The blog of Tobin

Tobins nerd blog on .NET, Software, Tech and Nice Shiny Gadgets.

Tuesday, February 22, 2005

Object Relational Mapping can help Domain Driven Design

In the book Domain Driven Design, Eric Evans promotes something called a ubiquitous language. The idea behind a ubiquitous language is that you have a consistent terminology that is used everywhere. Both business and technical experts should find and use this terminology in their conversations, and the terminology should appear directly in the source code, the database schema and also any written documentation. I guess he's basically saying that the language of the domain should be present and consistent throughout the entire "problem and solution space". This means that we don't have to work hard to translate between mental models.

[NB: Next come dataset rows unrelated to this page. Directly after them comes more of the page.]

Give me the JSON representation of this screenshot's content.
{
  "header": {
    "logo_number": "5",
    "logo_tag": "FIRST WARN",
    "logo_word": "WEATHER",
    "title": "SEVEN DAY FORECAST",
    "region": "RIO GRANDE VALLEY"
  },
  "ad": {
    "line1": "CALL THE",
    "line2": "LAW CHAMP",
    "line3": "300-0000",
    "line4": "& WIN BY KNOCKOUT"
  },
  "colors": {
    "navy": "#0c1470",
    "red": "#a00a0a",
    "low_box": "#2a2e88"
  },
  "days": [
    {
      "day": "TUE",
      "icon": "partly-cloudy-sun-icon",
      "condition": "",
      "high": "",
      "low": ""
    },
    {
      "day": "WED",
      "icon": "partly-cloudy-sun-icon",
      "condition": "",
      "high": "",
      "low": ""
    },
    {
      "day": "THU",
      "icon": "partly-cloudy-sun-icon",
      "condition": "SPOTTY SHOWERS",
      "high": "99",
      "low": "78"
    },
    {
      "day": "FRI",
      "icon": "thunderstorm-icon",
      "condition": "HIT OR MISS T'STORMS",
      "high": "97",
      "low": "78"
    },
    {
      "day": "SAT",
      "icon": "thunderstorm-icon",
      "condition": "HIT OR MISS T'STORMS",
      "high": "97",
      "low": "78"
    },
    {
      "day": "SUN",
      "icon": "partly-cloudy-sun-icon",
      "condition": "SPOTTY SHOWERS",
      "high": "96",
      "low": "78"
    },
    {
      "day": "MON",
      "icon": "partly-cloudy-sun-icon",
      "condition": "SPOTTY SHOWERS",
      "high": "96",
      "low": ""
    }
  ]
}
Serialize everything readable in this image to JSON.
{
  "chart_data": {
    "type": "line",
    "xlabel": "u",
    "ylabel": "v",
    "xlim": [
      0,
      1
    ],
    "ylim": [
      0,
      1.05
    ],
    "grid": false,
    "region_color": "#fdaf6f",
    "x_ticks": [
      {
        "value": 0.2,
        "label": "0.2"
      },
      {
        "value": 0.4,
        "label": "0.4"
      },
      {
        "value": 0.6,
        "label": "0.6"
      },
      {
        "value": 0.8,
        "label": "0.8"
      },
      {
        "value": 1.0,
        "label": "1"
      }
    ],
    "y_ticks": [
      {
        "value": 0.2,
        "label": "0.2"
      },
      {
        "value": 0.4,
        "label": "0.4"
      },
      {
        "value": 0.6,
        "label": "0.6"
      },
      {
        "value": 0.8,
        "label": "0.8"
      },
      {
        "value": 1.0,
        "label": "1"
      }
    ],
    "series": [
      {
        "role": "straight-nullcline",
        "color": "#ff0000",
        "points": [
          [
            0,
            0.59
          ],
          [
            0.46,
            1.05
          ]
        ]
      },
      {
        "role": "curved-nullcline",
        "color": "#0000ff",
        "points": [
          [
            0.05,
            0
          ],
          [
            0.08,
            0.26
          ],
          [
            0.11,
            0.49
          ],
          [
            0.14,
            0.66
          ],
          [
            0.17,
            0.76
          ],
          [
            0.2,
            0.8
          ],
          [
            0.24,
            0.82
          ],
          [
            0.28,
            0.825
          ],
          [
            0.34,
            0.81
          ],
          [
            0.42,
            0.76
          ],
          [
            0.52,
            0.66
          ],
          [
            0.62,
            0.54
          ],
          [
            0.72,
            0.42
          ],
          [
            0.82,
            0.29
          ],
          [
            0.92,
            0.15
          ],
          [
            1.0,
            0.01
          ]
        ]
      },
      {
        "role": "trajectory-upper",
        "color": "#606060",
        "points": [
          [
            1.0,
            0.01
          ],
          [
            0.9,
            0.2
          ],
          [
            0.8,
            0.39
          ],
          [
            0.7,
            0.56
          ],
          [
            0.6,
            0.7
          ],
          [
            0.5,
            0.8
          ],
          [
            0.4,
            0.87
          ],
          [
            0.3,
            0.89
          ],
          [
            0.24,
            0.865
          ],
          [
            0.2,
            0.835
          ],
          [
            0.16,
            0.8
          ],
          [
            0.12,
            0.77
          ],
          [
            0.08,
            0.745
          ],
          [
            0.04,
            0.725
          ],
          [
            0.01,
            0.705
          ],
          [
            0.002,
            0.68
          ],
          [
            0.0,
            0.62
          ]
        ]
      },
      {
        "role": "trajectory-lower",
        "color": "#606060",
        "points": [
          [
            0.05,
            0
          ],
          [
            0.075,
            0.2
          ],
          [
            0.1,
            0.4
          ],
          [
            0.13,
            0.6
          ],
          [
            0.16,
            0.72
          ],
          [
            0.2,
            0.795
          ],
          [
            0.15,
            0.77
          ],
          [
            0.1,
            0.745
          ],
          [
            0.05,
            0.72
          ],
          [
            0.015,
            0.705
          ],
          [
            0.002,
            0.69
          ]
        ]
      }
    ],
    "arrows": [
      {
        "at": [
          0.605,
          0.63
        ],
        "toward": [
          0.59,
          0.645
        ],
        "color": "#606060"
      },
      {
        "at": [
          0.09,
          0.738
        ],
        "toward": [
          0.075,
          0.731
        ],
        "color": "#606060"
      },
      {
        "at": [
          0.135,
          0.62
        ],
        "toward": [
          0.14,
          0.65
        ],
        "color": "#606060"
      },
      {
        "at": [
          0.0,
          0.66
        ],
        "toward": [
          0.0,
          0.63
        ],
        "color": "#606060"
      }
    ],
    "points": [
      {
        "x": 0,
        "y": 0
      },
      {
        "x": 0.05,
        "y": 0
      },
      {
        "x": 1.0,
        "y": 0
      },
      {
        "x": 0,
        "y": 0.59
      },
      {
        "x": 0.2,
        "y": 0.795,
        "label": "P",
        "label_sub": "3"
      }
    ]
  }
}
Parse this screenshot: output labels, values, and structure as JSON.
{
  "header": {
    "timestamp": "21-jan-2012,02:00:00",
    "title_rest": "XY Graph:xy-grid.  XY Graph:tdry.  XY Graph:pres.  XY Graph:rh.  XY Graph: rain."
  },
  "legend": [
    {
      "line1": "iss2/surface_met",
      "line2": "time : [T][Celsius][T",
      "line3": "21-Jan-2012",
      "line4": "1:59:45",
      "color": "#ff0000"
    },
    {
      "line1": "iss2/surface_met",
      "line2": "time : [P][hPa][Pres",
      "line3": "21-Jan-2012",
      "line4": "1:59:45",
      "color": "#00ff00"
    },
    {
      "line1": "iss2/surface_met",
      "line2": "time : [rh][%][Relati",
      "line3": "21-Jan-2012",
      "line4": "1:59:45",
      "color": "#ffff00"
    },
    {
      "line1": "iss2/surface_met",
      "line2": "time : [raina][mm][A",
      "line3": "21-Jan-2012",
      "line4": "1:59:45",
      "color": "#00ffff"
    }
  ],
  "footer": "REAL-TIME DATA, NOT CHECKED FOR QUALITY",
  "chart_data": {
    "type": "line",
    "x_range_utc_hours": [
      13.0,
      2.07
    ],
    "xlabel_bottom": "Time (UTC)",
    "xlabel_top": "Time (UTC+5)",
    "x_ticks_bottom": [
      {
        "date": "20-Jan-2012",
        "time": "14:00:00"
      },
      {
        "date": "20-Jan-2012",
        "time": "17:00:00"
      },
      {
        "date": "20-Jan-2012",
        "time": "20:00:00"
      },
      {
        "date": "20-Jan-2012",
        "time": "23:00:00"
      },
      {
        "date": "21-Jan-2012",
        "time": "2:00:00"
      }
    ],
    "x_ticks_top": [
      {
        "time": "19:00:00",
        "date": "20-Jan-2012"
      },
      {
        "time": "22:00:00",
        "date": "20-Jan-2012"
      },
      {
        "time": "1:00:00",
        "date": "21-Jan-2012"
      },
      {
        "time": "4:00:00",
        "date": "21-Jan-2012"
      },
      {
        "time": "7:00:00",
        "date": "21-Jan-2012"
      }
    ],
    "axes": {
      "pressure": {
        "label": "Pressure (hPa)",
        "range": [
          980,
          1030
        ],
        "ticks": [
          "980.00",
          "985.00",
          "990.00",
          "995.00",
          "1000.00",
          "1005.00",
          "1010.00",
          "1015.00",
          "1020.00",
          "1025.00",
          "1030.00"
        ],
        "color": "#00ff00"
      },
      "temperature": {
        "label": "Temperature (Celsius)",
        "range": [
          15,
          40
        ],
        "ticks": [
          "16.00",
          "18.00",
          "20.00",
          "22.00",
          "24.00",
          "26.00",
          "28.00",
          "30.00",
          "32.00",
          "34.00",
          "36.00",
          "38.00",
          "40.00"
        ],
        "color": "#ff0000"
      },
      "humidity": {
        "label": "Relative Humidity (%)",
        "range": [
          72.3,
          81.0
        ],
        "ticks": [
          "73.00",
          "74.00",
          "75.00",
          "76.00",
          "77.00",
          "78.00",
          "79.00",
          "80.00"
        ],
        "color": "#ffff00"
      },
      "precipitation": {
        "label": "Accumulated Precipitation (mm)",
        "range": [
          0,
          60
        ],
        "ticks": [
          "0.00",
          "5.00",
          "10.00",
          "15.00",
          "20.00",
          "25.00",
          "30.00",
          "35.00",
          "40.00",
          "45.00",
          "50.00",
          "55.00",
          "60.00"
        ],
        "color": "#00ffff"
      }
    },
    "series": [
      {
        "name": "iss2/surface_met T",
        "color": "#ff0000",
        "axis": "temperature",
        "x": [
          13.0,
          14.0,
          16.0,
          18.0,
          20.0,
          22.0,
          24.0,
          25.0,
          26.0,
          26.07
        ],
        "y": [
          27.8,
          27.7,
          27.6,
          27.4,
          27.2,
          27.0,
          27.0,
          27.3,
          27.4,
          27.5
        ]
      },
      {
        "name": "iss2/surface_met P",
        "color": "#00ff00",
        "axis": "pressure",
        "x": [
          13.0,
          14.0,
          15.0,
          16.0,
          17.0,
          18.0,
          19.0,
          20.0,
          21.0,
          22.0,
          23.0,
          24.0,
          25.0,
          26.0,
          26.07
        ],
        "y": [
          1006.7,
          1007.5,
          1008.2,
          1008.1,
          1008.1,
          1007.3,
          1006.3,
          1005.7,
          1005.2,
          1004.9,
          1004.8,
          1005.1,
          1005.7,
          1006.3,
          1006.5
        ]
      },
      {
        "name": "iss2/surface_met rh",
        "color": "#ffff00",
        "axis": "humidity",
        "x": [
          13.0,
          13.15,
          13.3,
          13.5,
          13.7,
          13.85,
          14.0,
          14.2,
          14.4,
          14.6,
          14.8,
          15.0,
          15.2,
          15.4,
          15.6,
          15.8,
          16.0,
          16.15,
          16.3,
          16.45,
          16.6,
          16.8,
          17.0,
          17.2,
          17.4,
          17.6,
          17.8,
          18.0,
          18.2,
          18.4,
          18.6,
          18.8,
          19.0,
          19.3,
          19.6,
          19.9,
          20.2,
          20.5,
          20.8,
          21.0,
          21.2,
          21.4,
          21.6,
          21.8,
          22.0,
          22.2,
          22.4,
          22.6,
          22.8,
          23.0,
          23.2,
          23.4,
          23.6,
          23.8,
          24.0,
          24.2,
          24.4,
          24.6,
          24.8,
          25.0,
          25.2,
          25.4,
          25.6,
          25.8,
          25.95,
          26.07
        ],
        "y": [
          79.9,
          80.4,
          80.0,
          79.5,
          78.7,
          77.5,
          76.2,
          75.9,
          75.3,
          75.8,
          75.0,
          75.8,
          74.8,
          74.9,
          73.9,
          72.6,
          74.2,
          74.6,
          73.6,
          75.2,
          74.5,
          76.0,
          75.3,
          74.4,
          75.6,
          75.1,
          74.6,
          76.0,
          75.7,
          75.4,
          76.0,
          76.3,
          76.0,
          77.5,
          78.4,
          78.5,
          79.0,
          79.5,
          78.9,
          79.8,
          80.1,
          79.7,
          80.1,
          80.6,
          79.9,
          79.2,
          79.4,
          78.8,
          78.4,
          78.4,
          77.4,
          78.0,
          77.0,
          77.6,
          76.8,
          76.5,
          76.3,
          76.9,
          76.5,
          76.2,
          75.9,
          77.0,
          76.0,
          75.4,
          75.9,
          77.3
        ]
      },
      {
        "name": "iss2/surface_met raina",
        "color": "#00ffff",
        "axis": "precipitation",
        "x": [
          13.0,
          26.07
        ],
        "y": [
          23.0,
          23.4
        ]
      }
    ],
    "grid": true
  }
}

I like this idea. It seems to eliminate redundent and duplicated terminology therefore making things simpler and less ambiguous. If you think about it, the language directly represents the concepts of the problem, so it makes sense to nail it down and use it consistently.

I'm striving to adopt this approach. One of my first problems is that I've been a little bit slack in keeping my database schema in check with the my domain objects. ReSharper doesn't automagically refactor my table names when I rename classes, so getting ubiquitous with my language requires more discipline 8-) So far I've tended to put this kind of thing off for a "rainy day". This is a bad habbit because rainy days don't seem to happen in my job. To make matters worse, it's going to be really tedious looking through all the classes and all the tables and columns working out where the language used is "out of date" or inconsistent. Or is it?

Today I realised something that's going to help me. I'm currently using NHibernate to map between by domain objects and my database. It occurred to me that the mapping files make a great single place to check that the language used in the database and objects is consistent. I reckon I can put a few hours aside to scan through the mapping files making note of any columns and tables that are named incorrectly. I can then simaltaneously write database update scripts and tweak the mapping files so that the database schema is corrected. How's that for getting a little leverage out of those hbm.xml files? 8-)

I guess this idea might be obvious to some, but I think it *is* going to be a useful when it comes to checking that language truly is consistent across databas objects and domain classes.